Je décide de manger quelquechose avant d'aller à la soirée. Je m'arrête dans une sorte de "cantine" : LE DONKA? J'ai du mal à me souvenir du nom. Spécialités : soupes pékinoises, petite moyenne ou grande. Je commande une soupe aux nouilles jaunes et au ragout de boeuf (small) mais copieuse pour 6$! Ça me réchauffe! Le restautant est situé en contrebas d'un immeuble, presque en sous-sol. Les lettres rouges et vertes de l'enseigne luisent au travers d'une fenêtre longue et étroite. À droite de cette fenêtre, on aperçoit l'une des deux salles.
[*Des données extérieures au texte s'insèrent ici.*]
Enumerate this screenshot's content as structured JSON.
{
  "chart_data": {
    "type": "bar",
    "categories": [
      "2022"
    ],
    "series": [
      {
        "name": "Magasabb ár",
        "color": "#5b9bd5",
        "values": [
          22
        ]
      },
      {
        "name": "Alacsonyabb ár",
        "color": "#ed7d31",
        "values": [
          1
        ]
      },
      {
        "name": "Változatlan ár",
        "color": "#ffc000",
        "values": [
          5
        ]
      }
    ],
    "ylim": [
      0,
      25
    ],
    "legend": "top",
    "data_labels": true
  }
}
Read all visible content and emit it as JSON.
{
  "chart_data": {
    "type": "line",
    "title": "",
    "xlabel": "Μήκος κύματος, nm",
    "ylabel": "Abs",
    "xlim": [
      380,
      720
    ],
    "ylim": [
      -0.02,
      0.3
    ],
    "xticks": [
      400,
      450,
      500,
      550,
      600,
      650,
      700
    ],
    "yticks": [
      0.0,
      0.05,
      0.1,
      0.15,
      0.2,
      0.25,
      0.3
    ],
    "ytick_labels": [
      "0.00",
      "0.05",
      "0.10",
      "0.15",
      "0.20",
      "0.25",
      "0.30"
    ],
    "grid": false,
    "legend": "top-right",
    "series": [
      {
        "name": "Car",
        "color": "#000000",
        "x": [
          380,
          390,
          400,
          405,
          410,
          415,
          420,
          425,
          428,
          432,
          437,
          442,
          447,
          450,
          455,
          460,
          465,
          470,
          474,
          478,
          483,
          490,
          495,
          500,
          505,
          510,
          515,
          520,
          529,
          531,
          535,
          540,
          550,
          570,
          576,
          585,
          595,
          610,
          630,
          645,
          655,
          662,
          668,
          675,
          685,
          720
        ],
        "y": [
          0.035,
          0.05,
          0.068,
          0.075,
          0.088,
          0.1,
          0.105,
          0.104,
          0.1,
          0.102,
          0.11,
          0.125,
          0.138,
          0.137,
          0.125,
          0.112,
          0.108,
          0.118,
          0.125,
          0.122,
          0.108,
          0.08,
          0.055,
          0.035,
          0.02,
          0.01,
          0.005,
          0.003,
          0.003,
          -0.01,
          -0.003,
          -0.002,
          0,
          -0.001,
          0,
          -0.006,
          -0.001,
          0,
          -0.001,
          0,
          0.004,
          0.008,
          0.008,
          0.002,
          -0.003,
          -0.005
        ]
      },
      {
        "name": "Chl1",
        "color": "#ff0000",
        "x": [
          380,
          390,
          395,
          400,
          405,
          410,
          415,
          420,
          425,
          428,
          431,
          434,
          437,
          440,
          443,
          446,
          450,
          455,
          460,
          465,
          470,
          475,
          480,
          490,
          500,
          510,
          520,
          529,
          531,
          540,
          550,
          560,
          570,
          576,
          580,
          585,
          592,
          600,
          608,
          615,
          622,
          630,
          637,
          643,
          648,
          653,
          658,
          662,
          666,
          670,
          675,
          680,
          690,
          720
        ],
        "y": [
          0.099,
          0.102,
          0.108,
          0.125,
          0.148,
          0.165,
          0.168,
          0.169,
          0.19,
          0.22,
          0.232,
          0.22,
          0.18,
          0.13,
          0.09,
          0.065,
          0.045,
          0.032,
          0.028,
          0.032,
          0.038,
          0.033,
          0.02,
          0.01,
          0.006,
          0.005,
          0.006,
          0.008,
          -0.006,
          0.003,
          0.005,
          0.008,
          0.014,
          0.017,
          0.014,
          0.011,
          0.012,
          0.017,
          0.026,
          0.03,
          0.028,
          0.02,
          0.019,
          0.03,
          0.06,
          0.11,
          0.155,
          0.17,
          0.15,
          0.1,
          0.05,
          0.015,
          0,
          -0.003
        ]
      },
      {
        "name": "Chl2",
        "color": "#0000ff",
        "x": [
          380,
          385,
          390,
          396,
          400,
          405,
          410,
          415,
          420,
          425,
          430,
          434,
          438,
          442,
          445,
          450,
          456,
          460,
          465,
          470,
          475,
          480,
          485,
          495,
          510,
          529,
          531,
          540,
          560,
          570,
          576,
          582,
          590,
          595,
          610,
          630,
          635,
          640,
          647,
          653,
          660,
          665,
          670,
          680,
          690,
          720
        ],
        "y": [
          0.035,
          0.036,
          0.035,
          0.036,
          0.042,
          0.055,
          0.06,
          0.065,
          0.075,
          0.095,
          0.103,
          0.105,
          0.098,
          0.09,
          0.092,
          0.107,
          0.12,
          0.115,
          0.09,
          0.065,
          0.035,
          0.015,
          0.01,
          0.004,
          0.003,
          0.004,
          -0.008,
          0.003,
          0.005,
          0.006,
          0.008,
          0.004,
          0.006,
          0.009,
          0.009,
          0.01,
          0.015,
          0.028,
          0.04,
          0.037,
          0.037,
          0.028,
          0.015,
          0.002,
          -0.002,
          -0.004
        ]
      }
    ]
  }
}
Je trouve ensuite le lieu de la soirée assez facilement finalement, grande bâtisse cubique de briques ocre rouge. je pousse la porte et descends quelques marches couvertes d'un revêtement noir (sorte de toile goudronnée). Je me retrouve dans une vaste salle. Quelques personnes. Un bar en entrant, je parle un peu avec la jeune femme qui sert au bar. Je commande une bière, je fume une cigarette, enfin, au chaud! pour la première fois depuis mon arrivée!